Back when the fair was first inaugurated, in November of 1858, Island culture was less divorced from those rhythms. Henry L. Whiting, one of the founders of the Agricultural Society, wrote to the Gazette praising the hearty display of autumnal bounty at that first fair, paying special attention to the year’s sweet potato harvest.
“Those taking the premium,” he wrote of the winning veggies, “raised by Mr. David Mayhew of Tisbury, were very handsome potatoes.”
It was not the first time Mr. Whiting wrote about the crop. Just the year before, he penned a letter to the Gazette extoling the virtues of this sugary tuber.
“I do not hesitate to say,” he wrote, “that I believe our soil is suitable, and our climate and season sufficiently warm and long, to bring the sweet potato to a very fair degree of perfection.”
Mr. Whiting himself claimed to have raised 16 bushels of the crop on a small plot of land. It would be easy for an Island farmer, he opined, to “supply himself with an abundance of this excellent vegetable.”
Mr. Whiting was not wholly exaggerating when he sang the praises of Island sweet potatoes. In 2013, the Gazette reported, environmental activist and film producer Laurie David was able to grow 1,600 pounds of the crop at her Chilmark home, which she donated to local schools.
Yet, despite its high yield potential, the sweet potato has never caught on as one of the marquee Vineyard crops. The reason, theorized Oakleaf Landscape manager Roxanne Kapitan, might have something to do with the crop’s seasonality.
Ms. Kapitan has spent decades as a farmer and gardener on-Island, gaining a good sense of what grows well and, just as important, what grows when. In her job planning the gardens of summertime Island residents, she said, sweet potatoes simply don’t mesh well with the vacationers’ goals.
“Our clients typically leave in August and sweet potatoes here in our zone are ready in September,” she said. “What are you going to do with all those sweet potatoes?”
The same logic applies to farmers and market gardeners: why grow a crop known for its prolific yield, if it will ripen when fewer people are around to buy it?
And while farmers may use a variety of strategies to bend the growing season to human whims, those efforts don’t pay off for the sweet potato. Limited greenhouse space is better allocated to high value crops like tomatoes.
Even if a grower was determined to shoot for an early sweet potato crop, Ms. Kapitan said, they might be hard pressed to get access to plant slips, the little sweet potato sprouts used to grow new plants.
“You cannot get sweep potato slips even shipped here before June,” she said, adding that her own efforts at growing the crop early were met with limited success.
Still, the sweet potato’s limited marketability in the seasonal Island economy is not an indictment of the plant, and indeed some Island farms pull in a steady sweet potato harvest.
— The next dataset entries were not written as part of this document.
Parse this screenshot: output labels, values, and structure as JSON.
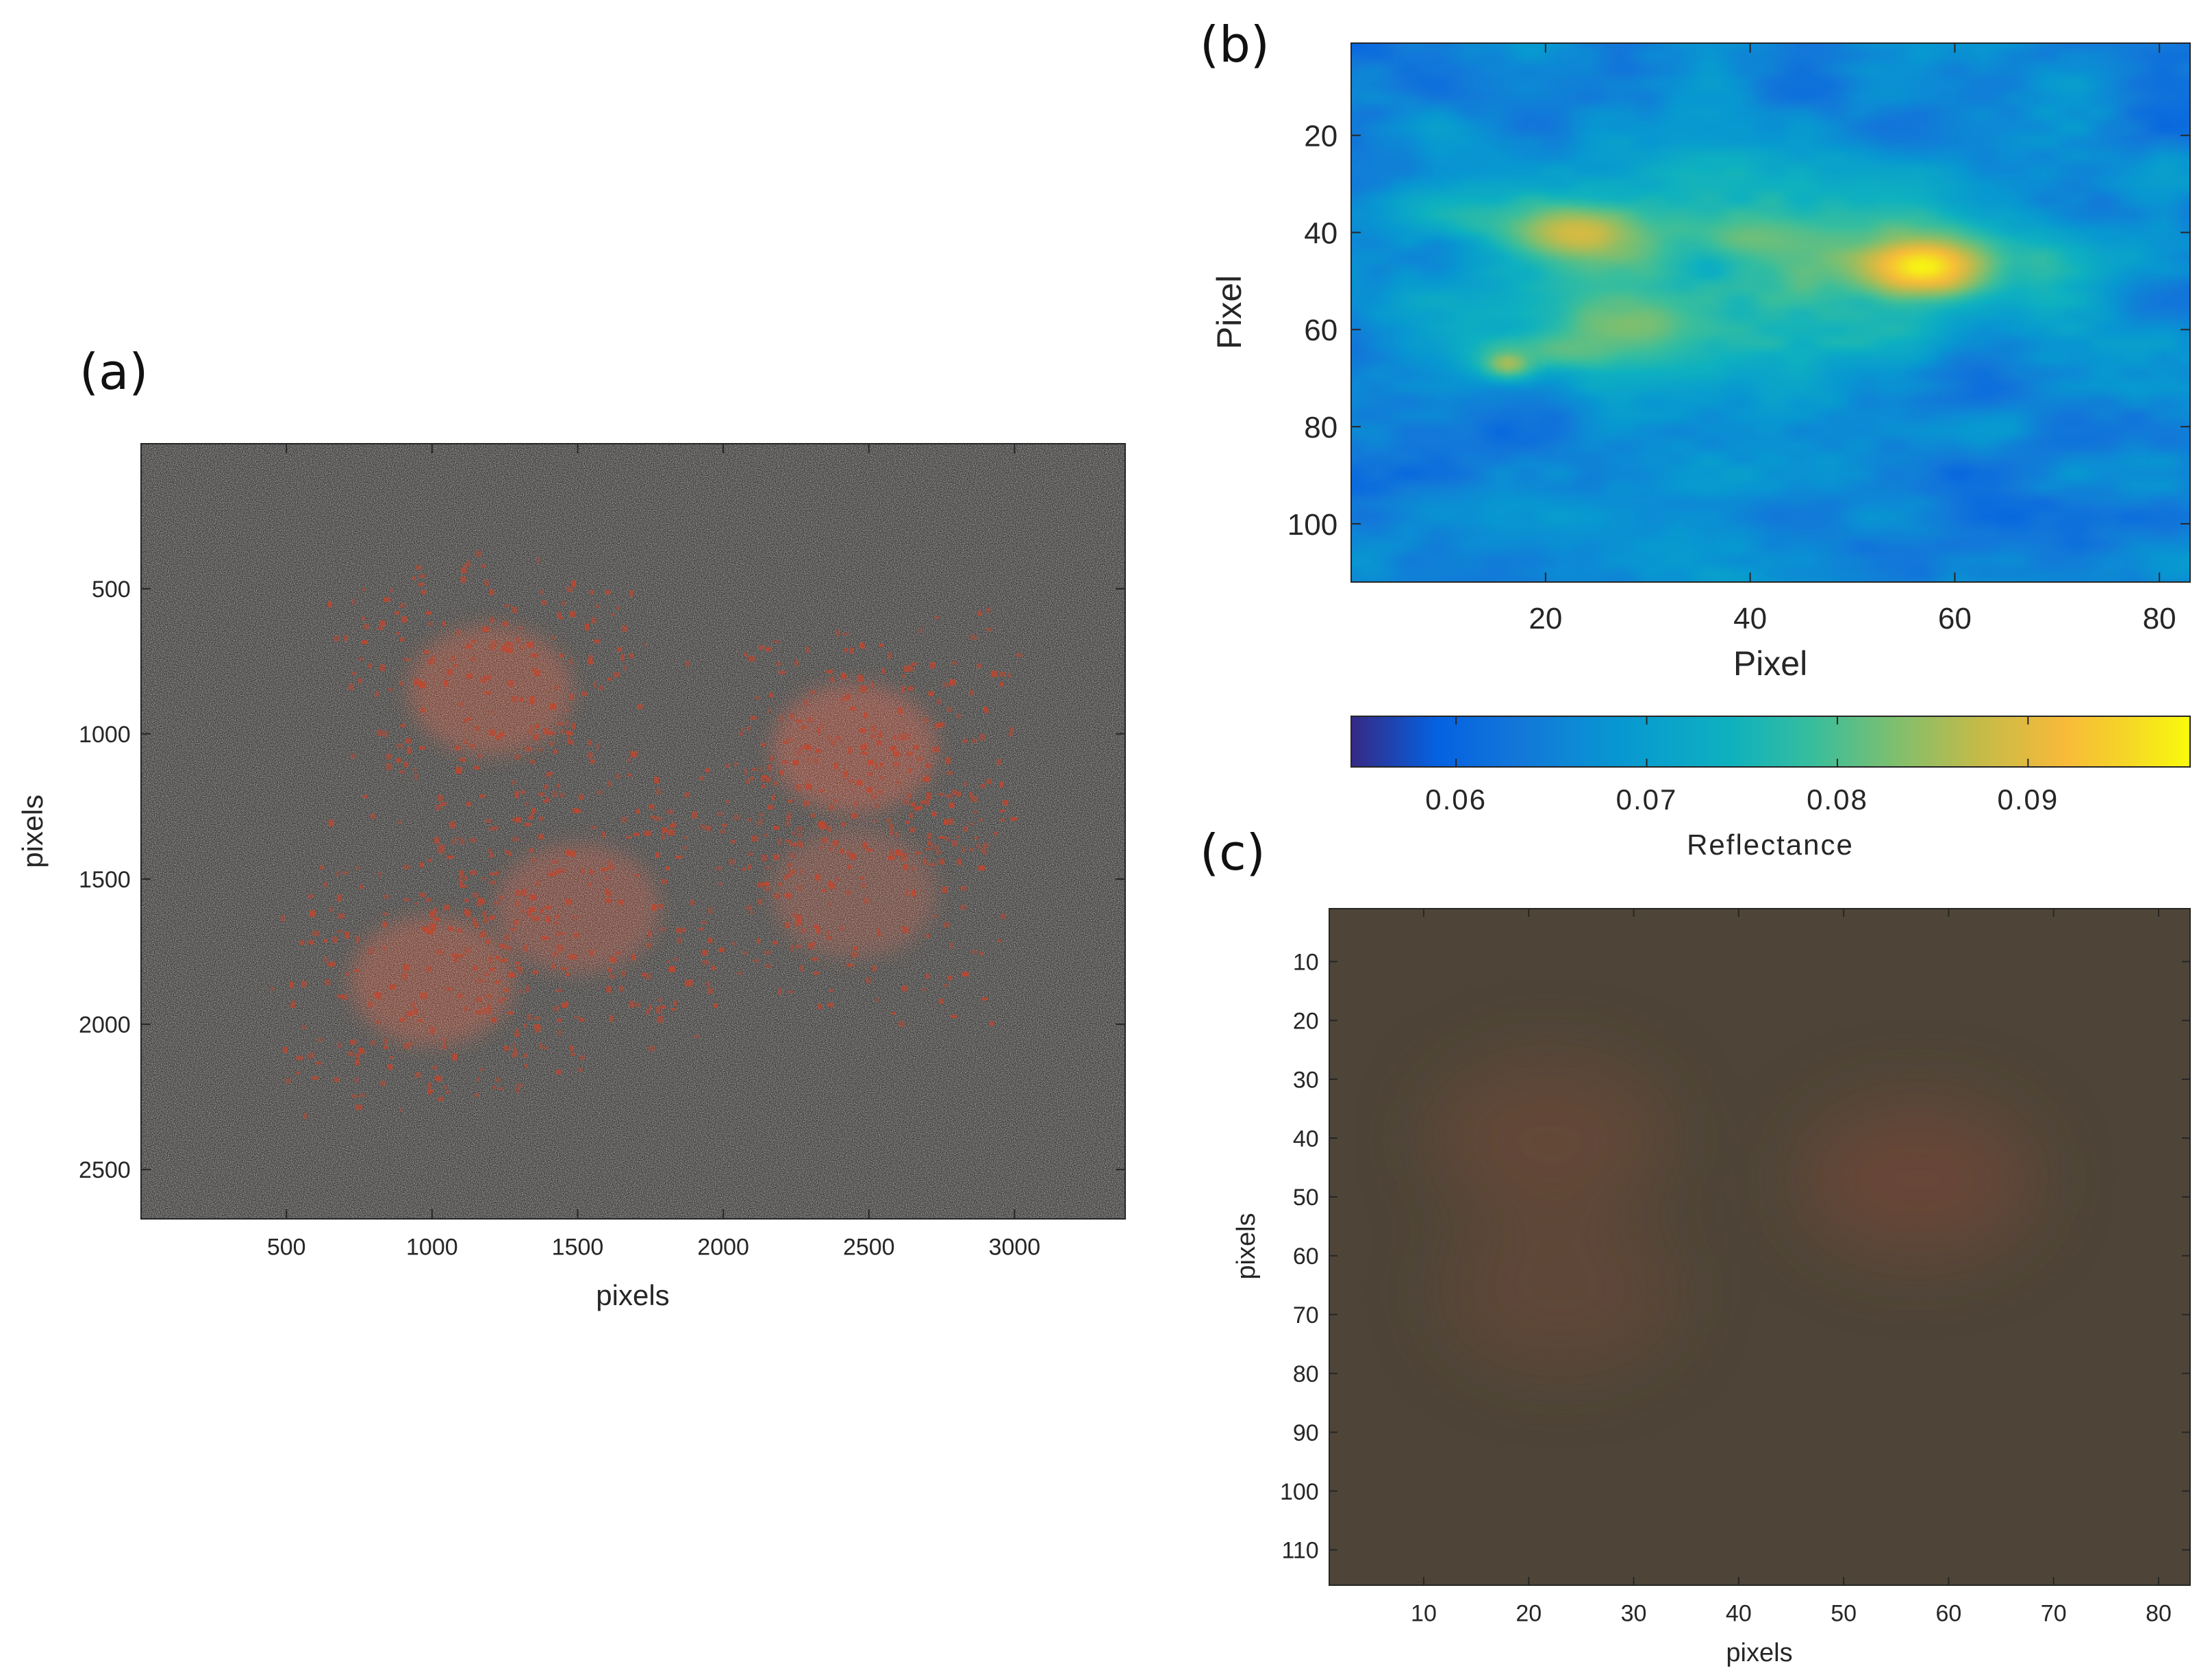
{
  "panels": [
    {
      "id": "a",
      "label": "(a)",
      "type": "image",
      "xlabel": "pixels",
      "ylabel": "pixels",
      "xlim": [
        1,
        3380
      ],
      "ylim": [
        1,
        2670
      ],
      "xticks": [
        500,
        1000,
        1500,
        2000,
        2500,
        3000
      ],
      "yticks": [
        500,
        1000,
        1500,
        2000,
        2500
      ],
      "background_color": "#3b3a38",
      "highlight_color": "#c8442a"
    },
    {
      "id": "b",
      "label": "(b)",
      "type": "heatmap",
      "xlabel": "Pixel",
      "ylabel": "Pixel",
      "xlim": [
        1,
        83
      ],
      "ylim": [
        1,
        112
      ],
      "xticks": [
        20,
        40,
        60,
        80
      ],
      "yticks": [
        20,
        40,
        60,
        80,
        100
      ],
      "colormap": "parula",
      "colorbar": {
        "label": "Reflectance",
        "range": [
          0.0545,
          0.0985
        ],
        "ticks": [
          0.06,
          0.07,
          0.08,
          0.09
        ],
        "tick_labels": [
          "0.06",
          "0.07",
          "0.08",
          "0.09"
        ],
        "placement": "bottom"
      }
    },
    {
      "id": "c",
      "label": "(c)",
      "type": "image",
      "xlabel": "pixels",
      "ylabel": "pixels",
      "xlim": [
        1,
        83
      ],
      "ylim": [
        1,
        116
      ],
      "xticks": [
        10,
        20,
        30,
        40,
        50,
        60,
        70,
        80
      ],
      "yticks": [
        10,
        20,
        30,
        40,
        50,
        60,
        70,
        80,
        90,
        100,
        110
      ],
      "background_color": "#4e4538",
      "highlight_color": "#7a4a36"
    }
  ],
  "chart_data": [
    {
      "panel": "a",
      "type": "heatmap",
      "xlabel": "pixels",
      "ylabel": "pixels",
      "x_range": [
        1,
        3380
      ],
      "y_range": [
        1,
        2670
      ],
      "note_regions": [
        {
          "x": 1200,
          "y": 850,
          "intensity": 0.8
        },
        {
          "x": 2450,
          "y": 1050,
          "intensity": 0.9
        },
        {
          "x": 1500,
          "y": 1600,
          "intensity": 0.7
        },
        {
          "x": 1000,
          "y": 1850,
          "intensity": 0.8
        },
        {
          "x": 2450,
          "y": 1550,
          "intensity": 0.6
        }
      ]
    },
    {
      "panel": "b",
      "type": "heatmap",
      "xlabel": "Pixel",
      "ylabel": "Pixel",
      "x_range": [
        1,
        83
      ],
      "y_range": [
        1,
        112
      ],
      "value_range": [
        0.0545,
        0.0985
      ],
      "base_value": 0.065,
      "hotspots": [
        {
          "x": 23,
          "y": 40,
          "peak": 0.089,
          "sx": 4.5,
          "sy": 4.0
        },
        {
          "x": 57,
          "y": 47,
          "peak": 0.098,
          "sx": 4.0,
          "sy": 4.0
        },
        {
          "x": 40,
          "y": 41,
          "peak": 0.082,
          "sx": 4.0,
          "sy": 3.0
        },
        {
          "x": 48,
          "y": 44,
          "peak": 0.081,
          "sx": 4.0,
          "sy": 3.0
        },
        {
          "x": 16,
          "y": 67,
          "peak": 0.086,
          "sx": 2.0,
          "sy": 2.5
        },
        {
          "x": 22,
          "y": 64,
          "peak": 0.081,
          "sx": 5.0,
          "sy": 3.0
        },
        {
          "x": 28,
          "y": 59,
          "peak": 0.083,
          "sx": 4.0,
          "sy": 3.0
        }
      ],
      "halo": [
        {
          "x": 33,
          "y": 40,
          "amp": 0.0125,
          "sx": 18,
          "sy": 12
        },
        {
          "x": 60,
          "y": 48,
          "amp": 0.0115,
          "sx": 11,
          "sy": 10
        },
        {
          "x": 25,
          "y": 62,
          "amp": 0.0095,
          "sx": 13,
          "sy": 8
        }
      ]
    },
    {
      "panel": "c",
      "type": "heatmap",
      "xlabel": "pixels",
      "ylabel": "pixels",
      "x_range": [
        1,
        83
      ],
      "y_range": [
        1,
        116
      ],
      "note_regions": [
        {
          "x": 22,
          "y": 40,
          "intensity": 0.5
        },
        {
          "x": 57,
          "y": 47,
          "intensity": 0.6
        },
        {
          "x": 23,
          "y": 66,
          "intensity": 0.4
        }
      ]
    }
  ]
}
The tuber is also a favorite of small Island growers aiming to boost their self-sufficiency, renowned for its ability to generate plentiful calories out of limited acreage.
In 1940, the Gazette ran another editorial, reflecting on the last near-century of Island agriculture since Mr. Whiting penned his original letter.
“The production of many things, such as the sweet potato, was dropped simply because Vineyarders had other matters engaging their attention,” it reads. “But with the changing times which again make us take stock of our resources, some of these old ventures ought to be taken up again.”